WHAT’S OLD IS NEW AGAIN

Many older industrial cities have refurbished and reinvigorated their downtowns to become more attractive to businesses and job seekers. Detroit experienced a large influx of educated young adults: The 60 percent increase from 2012 to 2016 was the biggest gain in the country, according to City Observatory, a think tank. Detroit was followed by Hartford, Connecticut, which had a 58 percent increase, and Orlando, Florida, with an increase of 56 percent.

Detroit’s revival has been led by high-net-worth individuals as well as community development groups with deep-pocketed corporate members. Dan Gilbert, founder of Quicken Loans, moved his company’s headquarters to Detroit in 2010 and has invested billions in downtown properties. (Among his many businesses is private equity firm Rockbridge Growth Equity.) Former Microsoft CEO and Detroit native Steve Ballmer is giving millions of dollars in grants to various nonprofits in the city.

But Detroit’s appeal isn’t based solely on lower costs, says Dan Ellis, a director at Townsend Search Group, which recruits executives for midmarket private equity firms and their portfolio companies, with a specialty in finance and accounting. Its culture and the new job opportunities add to the city’s attractiveness. Detroit has Midwestern character, which appeals to people who grew up in the middle of the country, Ellis says.
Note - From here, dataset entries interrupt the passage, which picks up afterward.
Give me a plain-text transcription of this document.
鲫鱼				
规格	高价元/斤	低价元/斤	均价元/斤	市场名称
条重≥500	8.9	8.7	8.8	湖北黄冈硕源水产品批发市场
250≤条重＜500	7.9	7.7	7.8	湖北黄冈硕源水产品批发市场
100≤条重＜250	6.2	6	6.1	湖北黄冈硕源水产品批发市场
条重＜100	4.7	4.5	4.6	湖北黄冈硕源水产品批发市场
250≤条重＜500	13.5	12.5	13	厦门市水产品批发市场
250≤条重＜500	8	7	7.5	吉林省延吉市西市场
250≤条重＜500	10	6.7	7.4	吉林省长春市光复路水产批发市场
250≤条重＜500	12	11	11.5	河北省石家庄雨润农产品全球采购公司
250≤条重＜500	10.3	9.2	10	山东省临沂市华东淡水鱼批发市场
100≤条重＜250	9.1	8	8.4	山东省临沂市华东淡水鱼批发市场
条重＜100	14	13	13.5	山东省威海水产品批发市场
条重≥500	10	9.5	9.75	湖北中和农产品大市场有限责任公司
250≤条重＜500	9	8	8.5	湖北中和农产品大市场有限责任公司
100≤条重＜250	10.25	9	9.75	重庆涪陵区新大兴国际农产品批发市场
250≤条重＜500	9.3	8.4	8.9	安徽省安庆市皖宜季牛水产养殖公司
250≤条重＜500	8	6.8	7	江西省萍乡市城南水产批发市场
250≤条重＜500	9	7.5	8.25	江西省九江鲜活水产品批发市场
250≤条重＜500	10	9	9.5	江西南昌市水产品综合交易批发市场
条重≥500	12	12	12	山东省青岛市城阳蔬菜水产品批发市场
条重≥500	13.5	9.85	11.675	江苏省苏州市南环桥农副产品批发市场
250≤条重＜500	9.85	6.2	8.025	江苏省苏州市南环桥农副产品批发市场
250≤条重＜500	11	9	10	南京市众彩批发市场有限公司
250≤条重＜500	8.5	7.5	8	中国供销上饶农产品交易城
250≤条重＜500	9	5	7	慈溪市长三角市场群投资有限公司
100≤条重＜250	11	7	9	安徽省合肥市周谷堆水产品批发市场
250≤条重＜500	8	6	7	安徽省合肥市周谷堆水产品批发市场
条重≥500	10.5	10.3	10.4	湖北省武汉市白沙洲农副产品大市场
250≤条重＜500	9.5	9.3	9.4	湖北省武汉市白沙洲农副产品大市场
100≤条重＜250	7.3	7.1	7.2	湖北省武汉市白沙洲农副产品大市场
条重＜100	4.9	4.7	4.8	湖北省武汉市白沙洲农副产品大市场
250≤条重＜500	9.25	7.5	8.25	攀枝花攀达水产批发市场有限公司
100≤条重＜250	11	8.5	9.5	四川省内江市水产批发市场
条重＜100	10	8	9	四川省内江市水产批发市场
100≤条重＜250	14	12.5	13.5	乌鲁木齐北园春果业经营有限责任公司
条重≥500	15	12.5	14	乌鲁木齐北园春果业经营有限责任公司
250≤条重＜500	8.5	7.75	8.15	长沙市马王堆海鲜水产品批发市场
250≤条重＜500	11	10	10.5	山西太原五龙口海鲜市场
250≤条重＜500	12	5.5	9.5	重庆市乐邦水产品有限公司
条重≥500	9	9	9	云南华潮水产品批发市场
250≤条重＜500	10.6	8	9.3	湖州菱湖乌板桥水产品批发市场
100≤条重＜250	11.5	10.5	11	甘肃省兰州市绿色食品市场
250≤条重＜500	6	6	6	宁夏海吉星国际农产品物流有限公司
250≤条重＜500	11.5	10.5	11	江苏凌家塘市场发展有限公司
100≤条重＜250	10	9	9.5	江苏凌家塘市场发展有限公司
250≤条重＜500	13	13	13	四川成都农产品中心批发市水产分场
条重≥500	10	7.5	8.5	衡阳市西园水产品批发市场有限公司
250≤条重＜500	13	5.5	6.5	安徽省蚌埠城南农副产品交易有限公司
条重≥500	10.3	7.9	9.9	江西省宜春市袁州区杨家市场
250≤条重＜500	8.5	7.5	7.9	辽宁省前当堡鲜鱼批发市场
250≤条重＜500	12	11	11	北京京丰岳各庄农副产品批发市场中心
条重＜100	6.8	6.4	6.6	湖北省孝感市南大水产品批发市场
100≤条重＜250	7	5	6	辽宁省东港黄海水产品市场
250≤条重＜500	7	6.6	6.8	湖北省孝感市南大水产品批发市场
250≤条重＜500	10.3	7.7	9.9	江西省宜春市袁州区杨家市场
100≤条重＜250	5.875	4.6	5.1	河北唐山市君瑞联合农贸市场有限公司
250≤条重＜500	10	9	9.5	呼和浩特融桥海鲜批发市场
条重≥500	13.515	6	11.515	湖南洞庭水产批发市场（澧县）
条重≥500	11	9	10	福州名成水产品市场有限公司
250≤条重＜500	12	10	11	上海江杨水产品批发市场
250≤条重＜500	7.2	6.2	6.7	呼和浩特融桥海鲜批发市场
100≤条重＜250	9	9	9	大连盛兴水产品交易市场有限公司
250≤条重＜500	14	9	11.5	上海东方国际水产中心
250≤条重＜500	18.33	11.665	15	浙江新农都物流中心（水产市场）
The pace can be less hectic, the commutes more convenient, and the work-life balance more sane.

As for opportunity, Detroit lost a lot of talent during the years following the financial crisis. (The city filed for bankruptcy in 2013.) As a result, demand for qualified employees has outstripped supply. That means there are plum jobs for so-called “up and comers”—job-seekers who in the past may have been considered too young for an executive position like CFO. Ellis looks for such people, who may be in their late 30s or early 40s with solid experience and good track records. “If you’re a millennial and you stayed in Detroit and rode it out, you’re in a really good position now,” he says.
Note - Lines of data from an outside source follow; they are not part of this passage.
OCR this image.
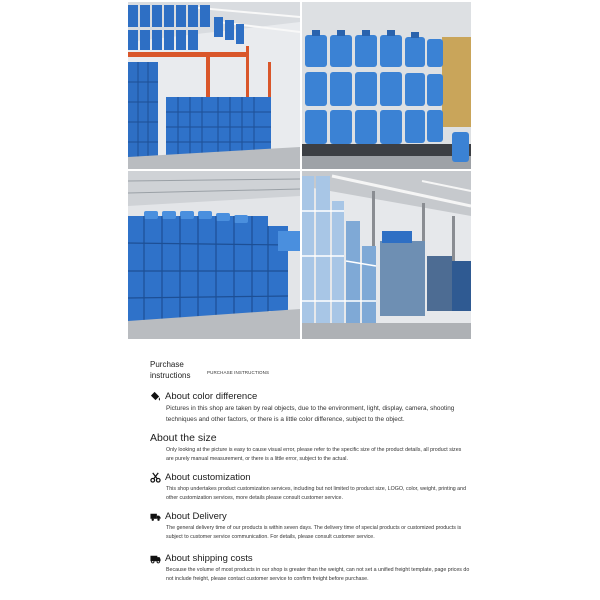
Purchase instructions	PURCHASE INSTRUCTIONS
About color difference
Pictures in this shop are taken by real objects, due to the environment, light, display, camera, shooting techniques and other factors, or there is a little color difference, subject to the object.
About the size
Only looking at the picture is easy to cause visual error, please refer to the specific size of the product details, all product sizes are purely manual measurement, or there is a little error, subject to the actual.
About customization
This shop undertakes product customization services, including but not limited to product size, LOGO, color, weight, printing and other customization services, more details please consult customer service.
About Delivery
The general delivery time of our products is within seven days. The delivery time of special products or customized products is subject to customer service communication. For details, please consult customer service.
About shipping costs
Because the volume of most products in our shop is greater than the weight, can not set a unified freight template, page prices do not include freight, please contact customer service to confirm freight before purchase.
For Detroit natives who have since moved away, Ellis conducts research to find their ties to the city and then reaches out to say, “Hey, how would you like to come home?”

Family often becomes more important as millennials marry and settle down, and that can be a draw for young professionals. “Maybe they just had their first child, and the grandparents are in Detroit,” he says.

Often candidates are excited about the resurgence of the city. “To be a part of that—it’s almost a different aspect of fulfillment,” Ellis adds. “It’s about being a part of something that’s bigger than yourself.”